Editorial of The New York Sun | February 20, 2004

The point that needs to be made in the war over excise on cigarettes has to do not with what taxes the Indians should or shouldn't be forced to collect on sales of tobacco from their reservations. It is crystal clear under a ruling of the Supreme Court that the law requires excise taxes to be paid by non-Indian customers, that is, on commerce with those unprotected by the Indian treaties. It is an absolute scandal that Governor Pataki is buckling to the threat of violence upstate and refusing to enforce the laws that exist, all the more so because his failure to enforce the law is causing serious damage to merchants — including the proprietors of the bodegas that are so ubiquitous around New York City and provide such a service to its residents in all boroughs.

What needs to be said is that the right way to defuse this crisis is to lower excise on the rest of New Yorkers so that the Indians don't have an unfair advantage.
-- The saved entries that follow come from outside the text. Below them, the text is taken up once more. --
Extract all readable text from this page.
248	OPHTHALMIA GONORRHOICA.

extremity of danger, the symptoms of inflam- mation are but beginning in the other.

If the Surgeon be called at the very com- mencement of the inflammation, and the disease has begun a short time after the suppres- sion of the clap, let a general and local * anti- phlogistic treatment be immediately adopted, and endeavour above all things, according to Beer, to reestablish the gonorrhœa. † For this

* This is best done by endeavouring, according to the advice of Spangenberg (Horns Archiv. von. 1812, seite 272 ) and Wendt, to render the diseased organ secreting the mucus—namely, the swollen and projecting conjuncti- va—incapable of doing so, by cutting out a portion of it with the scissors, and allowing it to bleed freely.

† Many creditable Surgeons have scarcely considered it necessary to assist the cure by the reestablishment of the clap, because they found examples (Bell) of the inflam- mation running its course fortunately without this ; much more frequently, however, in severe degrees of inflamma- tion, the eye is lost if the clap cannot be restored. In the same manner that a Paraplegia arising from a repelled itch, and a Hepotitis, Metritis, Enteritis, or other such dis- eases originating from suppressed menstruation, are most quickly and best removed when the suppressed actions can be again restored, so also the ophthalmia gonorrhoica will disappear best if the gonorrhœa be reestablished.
This war was started, after all, neither by the Indians nor the bodega owners, but by the inappropriate use of excise by Mr. Pataki and Mayor Bloomberg and the state and city governments unwilling to curb out-of-control spending. The ramp-up in excise imposed on cigarettes has brought the price of a pack of cigarettes to more than $7 in the city, creating such a market distortion that someone was bound to try to exploit it. If the Indians hadn't leaped into this market gap, then someone else would have.

It's not as if the city and state are unwilling to use the force of the law against ordinary citizens of the city and state who seek to smuggle cigarettes. Just try bringing them in from New Jersey or the Carolinas. Indeed, so aggressive are authorities from the city and state that one can't help but come to the conclusion that Mayor Bloomberg likes the idea that he and his government are, in effect, in the cigarette business and are enjoying the revenues. But the current war creates only one set of victims, our law-abiding merchants here at home. People ought to be able to buy cigarettes in their neighborhoods, where they find it most convenient to shop. The right way to defuse this crisis is to end the abuse of excise on tobacco.